2020-07-12 Thread Oscar Conesa via dev-security-policy

On 12/7/20 2:21, Ryan Sleevi wrote:
I want to be clear here: CAs are not trusted by default. The existence 
of a CA, within a Root Program, is not a blanket admission of trust in 
the CA.


Here we have a deep disagreement: A CA within a Root Program must be 
considered as a trusted CA by default. Mistrust in a CA about its 
ability to operate safely can occur BEFORE being admitted in the Root 
Program or AFTER being removed of the Root Program. Relaying parties 
trust in the Root Program (this implies that they trust all the CAs that 
are part of the program without exception).


To obtain this confidence, CAs must comply with all the requirements 
that are imposed on them in the form of Policies, Norms, Standards and 
Audits that are decided on an OBJECTIVE basis for all CAs. The 
fulfillment of all these requirements must be NECESSARY, but also 
SUFFICIENT to stay in the Root Program.


Some CAs may want to assume a leadership role in the sector and 
unilaterally assume more additional strict security controls. That is 
totally legitimate. But it is also legitimate for other CAs to assume a 
secondary role and limit ourselves to complying with all the 
requirements of the Root Program.
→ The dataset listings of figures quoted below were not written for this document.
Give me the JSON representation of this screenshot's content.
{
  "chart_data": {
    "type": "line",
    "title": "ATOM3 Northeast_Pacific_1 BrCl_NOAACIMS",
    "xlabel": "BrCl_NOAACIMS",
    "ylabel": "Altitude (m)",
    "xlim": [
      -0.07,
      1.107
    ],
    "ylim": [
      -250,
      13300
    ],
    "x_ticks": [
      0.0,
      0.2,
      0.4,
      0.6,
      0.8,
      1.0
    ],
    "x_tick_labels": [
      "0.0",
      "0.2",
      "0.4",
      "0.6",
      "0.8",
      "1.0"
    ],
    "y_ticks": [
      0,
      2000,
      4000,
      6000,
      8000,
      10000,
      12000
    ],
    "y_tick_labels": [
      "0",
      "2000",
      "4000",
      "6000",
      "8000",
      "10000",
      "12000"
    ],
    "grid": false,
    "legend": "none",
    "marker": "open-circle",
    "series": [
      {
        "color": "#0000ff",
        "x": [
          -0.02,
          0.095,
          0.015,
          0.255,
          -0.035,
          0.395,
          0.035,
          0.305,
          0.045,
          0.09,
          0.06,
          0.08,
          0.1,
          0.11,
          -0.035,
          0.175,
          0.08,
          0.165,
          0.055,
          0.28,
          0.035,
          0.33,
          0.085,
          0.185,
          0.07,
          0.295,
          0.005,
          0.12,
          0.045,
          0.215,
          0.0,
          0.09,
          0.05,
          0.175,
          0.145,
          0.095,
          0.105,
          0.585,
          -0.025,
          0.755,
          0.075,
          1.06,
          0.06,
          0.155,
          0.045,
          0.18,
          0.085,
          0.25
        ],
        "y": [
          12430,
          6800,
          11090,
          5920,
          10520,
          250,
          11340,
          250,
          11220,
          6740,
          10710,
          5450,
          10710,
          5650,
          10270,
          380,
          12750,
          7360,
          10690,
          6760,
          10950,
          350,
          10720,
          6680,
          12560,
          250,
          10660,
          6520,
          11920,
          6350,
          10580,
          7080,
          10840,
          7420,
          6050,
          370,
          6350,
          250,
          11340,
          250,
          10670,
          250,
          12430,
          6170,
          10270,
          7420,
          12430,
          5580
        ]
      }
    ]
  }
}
You cannot remove a CA from a Root 
Program for not meeting fully SUBJETIVE additional requirements.


I want to highlight that both the "destruction of uncompromised keys" 
and "the prohibition to reuse uncompromised keys" are two security 
controls that do not appear in any requirement of the Mozilla Root 
Program, so CAs have no obligation to fulfill them. If someone considers 
these security controls as necessary, they can be requested to be 
included in the next version of the corresponding standard.